En contraste con los hombres, las mujeres son hoy cada vez más precozmente maduras; se las
trata como pequeñas adultas de las que se espera que controlen sus vidas, que planeen sus
carreras. En esta nueva versión de la diferenciación sexual, los hombres son adolescentes lúdicos,
fuera de la ley, mientras que las mujeres se perfilan como fuertes, maduras, serias, legales y
punitivas. Las mujeres de hoy no están llamadas a subordinarse a la ideología imperante; se
espera -se solicita- de ellas que sean jueces, administradoras, ministras, directivas, profesoras,
incluso policías y soldados.

La escena paradigmática que ocurre diariamente en nuestras instituciones de seguridad sería aquella
que muestra a una profesora/juez/psiquiatra ocupándose de un joven delincuente asocial e
inmaduro. Por consiguiente, surge la figura de un nuevo Ente: una agente de poder fría y
competitiva, seductora y manipuladora, que atestigua la paradoja de que "en condiciones
capitalistas la mujer puede hacerlo mejor que el hombre" (Badiou). Esto, por supuesto, no convierte
de ninguna manera a las mujeres en sospechosas de ser agentes del capitalismo; simplemente
señala que el capitalismo contemporáneo ha inventado su propio ideal de mujer.

La triada política ideal


Hay una triada política que representa perfectamente el dilema que describe Badiou: Hillary-
Duterte-Trump.
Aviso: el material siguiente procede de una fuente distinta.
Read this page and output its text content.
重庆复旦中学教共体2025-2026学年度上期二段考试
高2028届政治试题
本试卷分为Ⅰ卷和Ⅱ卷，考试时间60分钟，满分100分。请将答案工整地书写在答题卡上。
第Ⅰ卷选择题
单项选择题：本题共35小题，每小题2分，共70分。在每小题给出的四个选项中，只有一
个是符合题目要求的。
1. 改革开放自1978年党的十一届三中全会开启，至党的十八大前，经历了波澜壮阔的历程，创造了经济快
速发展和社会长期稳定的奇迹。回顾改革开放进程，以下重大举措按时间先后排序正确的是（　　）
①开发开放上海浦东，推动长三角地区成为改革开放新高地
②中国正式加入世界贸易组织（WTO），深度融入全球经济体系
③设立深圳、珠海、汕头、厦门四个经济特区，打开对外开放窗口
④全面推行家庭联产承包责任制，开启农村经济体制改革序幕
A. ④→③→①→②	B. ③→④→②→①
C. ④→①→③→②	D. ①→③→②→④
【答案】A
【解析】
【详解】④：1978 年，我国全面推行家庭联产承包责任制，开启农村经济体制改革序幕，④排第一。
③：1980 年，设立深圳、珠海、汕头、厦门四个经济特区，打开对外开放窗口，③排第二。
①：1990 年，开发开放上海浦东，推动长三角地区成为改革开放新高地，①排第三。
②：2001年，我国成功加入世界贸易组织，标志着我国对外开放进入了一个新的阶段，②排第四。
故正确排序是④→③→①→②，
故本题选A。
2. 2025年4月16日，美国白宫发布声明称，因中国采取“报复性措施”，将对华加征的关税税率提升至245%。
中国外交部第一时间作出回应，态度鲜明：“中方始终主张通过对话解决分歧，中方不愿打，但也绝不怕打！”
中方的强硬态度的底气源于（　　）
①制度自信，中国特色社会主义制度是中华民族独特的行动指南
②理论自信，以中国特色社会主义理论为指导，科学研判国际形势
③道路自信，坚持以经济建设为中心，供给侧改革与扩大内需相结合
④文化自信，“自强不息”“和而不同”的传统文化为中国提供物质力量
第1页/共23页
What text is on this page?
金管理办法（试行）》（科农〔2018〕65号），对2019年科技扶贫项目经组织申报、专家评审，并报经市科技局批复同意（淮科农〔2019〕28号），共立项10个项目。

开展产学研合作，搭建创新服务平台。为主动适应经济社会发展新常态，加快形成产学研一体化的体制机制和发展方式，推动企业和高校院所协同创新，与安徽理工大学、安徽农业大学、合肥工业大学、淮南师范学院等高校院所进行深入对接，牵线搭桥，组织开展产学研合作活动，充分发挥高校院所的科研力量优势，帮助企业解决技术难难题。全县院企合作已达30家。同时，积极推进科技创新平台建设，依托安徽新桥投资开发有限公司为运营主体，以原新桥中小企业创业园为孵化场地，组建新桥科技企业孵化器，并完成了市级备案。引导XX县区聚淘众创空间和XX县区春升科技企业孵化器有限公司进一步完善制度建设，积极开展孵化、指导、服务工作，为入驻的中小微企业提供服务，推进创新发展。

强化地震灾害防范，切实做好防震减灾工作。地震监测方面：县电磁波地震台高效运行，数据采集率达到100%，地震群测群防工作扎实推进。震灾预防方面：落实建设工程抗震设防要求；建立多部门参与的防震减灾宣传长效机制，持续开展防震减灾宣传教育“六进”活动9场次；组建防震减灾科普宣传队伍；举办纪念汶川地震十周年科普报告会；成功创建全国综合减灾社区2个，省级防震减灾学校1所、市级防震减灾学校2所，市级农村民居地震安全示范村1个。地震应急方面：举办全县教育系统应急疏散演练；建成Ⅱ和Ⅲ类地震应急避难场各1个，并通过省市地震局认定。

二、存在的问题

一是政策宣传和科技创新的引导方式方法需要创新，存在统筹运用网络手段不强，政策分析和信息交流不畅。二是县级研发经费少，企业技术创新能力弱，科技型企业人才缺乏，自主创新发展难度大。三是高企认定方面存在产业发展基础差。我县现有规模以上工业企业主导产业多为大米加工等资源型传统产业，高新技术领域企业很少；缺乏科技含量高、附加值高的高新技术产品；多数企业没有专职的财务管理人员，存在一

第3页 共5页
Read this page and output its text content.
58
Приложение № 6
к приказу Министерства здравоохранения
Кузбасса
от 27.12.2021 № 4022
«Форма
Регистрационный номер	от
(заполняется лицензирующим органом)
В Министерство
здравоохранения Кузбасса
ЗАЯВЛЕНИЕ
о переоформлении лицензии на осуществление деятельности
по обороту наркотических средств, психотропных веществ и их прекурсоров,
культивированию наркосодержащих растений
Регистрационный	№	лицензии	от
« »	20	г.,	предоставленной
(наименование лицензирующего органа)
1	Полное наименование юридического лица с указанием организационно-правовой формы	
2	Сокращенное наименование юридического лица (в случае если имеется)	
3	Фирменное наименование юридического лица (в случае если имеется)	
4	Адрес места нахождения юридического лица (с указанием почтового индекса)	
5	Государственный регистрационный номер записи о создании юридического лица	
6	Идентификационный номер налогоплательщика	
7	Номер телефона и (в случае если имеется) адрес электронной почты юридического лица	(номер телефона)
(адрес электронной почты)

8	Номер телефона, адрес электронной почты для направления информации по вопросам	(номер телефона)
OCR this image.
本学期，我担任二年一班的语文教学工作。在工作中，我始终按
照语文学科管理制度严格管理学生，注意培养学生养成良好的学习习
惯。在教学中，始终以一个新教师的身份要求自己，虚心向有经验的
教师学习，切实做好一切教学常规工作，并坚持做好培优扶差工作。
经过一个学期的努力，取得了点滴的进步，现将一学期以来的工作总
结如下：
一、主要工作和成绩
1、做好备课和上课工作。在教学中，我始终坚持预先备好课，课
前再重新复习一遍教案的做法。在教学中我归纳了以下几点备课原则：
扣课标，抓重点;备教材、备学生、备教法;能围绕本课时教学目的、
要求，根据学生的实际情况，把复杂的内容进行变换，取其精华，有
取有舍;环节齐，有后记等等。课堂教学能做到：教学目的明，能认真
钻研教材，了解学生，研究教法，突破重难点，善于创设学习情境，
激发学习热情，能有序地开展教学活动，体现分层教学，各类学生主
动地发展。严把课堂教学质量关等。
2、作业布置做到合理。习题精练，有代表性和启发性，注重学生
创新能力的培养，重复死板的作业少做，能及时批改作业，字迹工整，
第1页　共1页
Hillary Clinton y Donald Trump son la pareja política definitiva: Trump es el
eterno adolescente, un hedonista insensato tendente a exabruptos brutales e irracionales que
socavan sus opciones, mientras que Hillary representa a la nueva Entidad femenina, una
manipuladora despiadada y con pleno control de sí misma que explota su feminidad y se presenta
como preocupada por los marginados y las víctimas −su feminidad hace que toda su manipulación
sea más eficiente. Así que nadie debería caer en la seducción de su imagen de víctima mientras Bill
hace de Casanova por ahí y deja que las mujeres se la chupen en la oficina −él en realidad no era
más que el payaso mientras que ella era la dómina, permitiendo que su sumiso disfrute de pequeños
placeres irrelevantes.

Nadie debería caer en la seducción de su imagen de víctima mientras Bill hace de Casanova por ahí
y deja que las mujeres se la chupen en la oficina

¿Qué ocurre entonces con Rodrigo Duterte, el presidente de Filipinas que pide abiertamente
asesinar extrajudicialmente a drogadictos y camellos, comparándose a sí mismo con Hitler?
Duterte simboliza la decadencia del imperio de la ley, la conversión del poder estatal en un gobierno
mafioso fuera de la ley que administra su justicia salvaje y, como tal, hace lo que está prohibido
hacer abiertamente en los países 'civilizados' de occidente. Si condensamos los tres en uno
obtendremos la imagen ideal del político de hoy: Hillary Duterte Trump.